Dans un jugement interlocutoire rendu hier, le full bench de la Cour suprême, composé des juges Ah Foon Chui Yew Cheong, Abdurafeek Hamuth et Saheed Bhaukaurally, a rejeté la motion présentée par Me Sanjeev Teeluckdharry, qui a fait une demande d’arrêt de la procédure. Comme on le sait, l’avocat fait l’objet d’une démarche initiée par l’ancien Attorney General (AG), Me Yatin Varma, qui voulait que l’avocat qui avait défendu Avinash Treebhowon, l’accusé n°1 lors du procès aux assises sur l’assassinat de Michaela Harte, soit convoqué devant un comité disciplinaire.
On se souviendra que la motion avait découlé d’un rapport soumis par l’AG de cette époque le 18 janvier 2013, sous la section 13 (3) de la Law Practitioners Act (LPA). Par un ordre de la Cour suprême daté du 31 janvier 2013, l’avocat a été assigné à comparaître devant cette instance, pour qu’il « show cause why disciplinary action should not be taken against him » à la lumière du rapport évoqué plus haut.
Selon cet ordre, le légiste avait à répondre à l’accusation suivante : « You, M. Kalidass Teeluckdharry, barrister-at-law, did, in the matter of State v/s Treebhowan & Anor (CS 8/2011), make reference to an unauthoritative piece of document from a previous law officer of the Attorney-General’s Office, M. Mouammar Oozeer, well knowing that a member of the Jury in the aforesaid case was the father of the said law officer. In so doing you have deliberately tried to improperly influence the Jury and has acted in breach of sections 2.3 and 3.10 of the Code of Ethics for Barristers. »
Me Teeluckdharry, qui était défendu par Mes Désiré Basset, Senior Counsel, Gavin Glover, Senior Counsel, Ravin Chetty, Senior Counsel, et Nandraj Patten, a logé une motion pour que soit instituée une judicial review de la décision de le convoquer devant un comité disciplinaire.
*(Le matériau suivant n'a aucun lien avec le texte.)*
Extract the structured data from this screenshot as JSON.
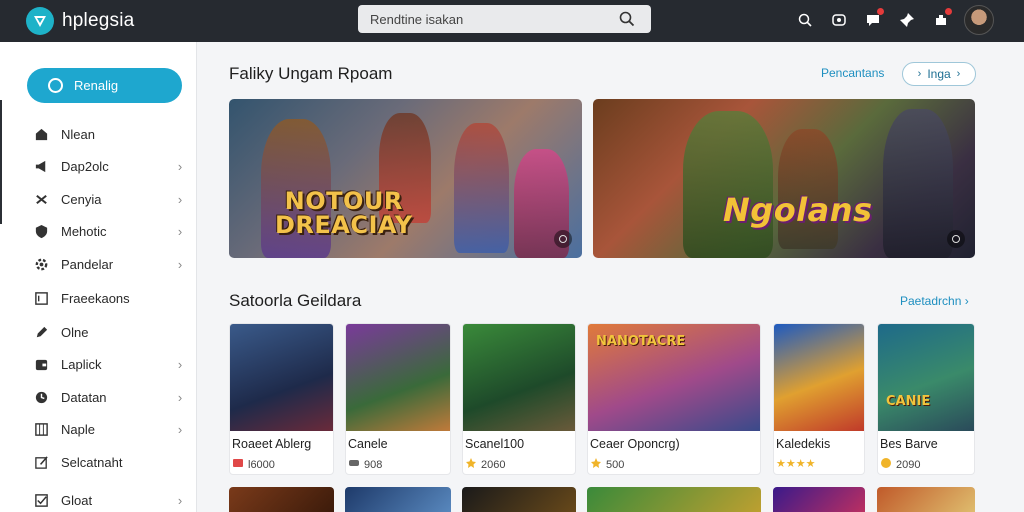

La motion a été entendue et rejetée le 6 mars 2013. Alors que la procédure concernant la démarche de l’AG allait débuter le 11 obtobre dernier, Me Teeluckdharry a logé sa demande d’arrêt de la procèdure.
Il a justifié sa démarche par les quatre raisons suivantes : « (1) The Order of the Court does not disclose on which date and in what circumstances the defendant allegedly acted against the Code of Ethics for Barristers ; (2) The Order does not disclose under which enactment the disciplinary proceedings are initiated since it refers simultaneously to a complaint by and a report of the Attorney-General to the Chief Justice under section 13 of the Law Practitioners Act and to the inherent jurisdiction of the Supreme Court to hear such disciplinary proceedings ; (3) The report of the Attorney-General should be disregarded since contrary to the elementary rules of natural justice, the defendant was not given an opportunity to give his explanations before the report was made ; et (4) The Order in summoning the defendant to show cause is contrary to the basic constitutional principle that the burden of proving a charge is on the prosecutor. »
Les juges font remarquer que le défendeur n’a pas insisté sur le premier point étant donné que la date ne fait pas partie de l’essence et des circonstances de la mauvaise conduite alléguée qu’aurait commise l’avocat. Sous le deuxième point, le principal argument de la défense est que le fait que la juridiction inhérente de la Cour suprême et la section 13 du LPA ont été traitées simultanément, cela a causé un préjudice à Me Teeluckdharry dans sa défense.
Les juges remontent jusqu’à 1855, année lors de laquelle la Law Practitoners (Disciplinary Proccedings) Act a été introduite, pour expliquer que la Cour suprême détient des pouvoirs pour prendre des mesures disciplinaires contre des avocats qui se seraient rendus coupables d’entrave à l’éthique. Et d’ajouter que l’Attorney General peut agir de son propre chef pour demander que des mesures soient prises à l’encontre d’un avocat. Similairement donc, les juges concluent que les points soumis par la défense sont misconcieved.
L’affaire sera appelée devant la Master & Registrar le mardi 6 mai.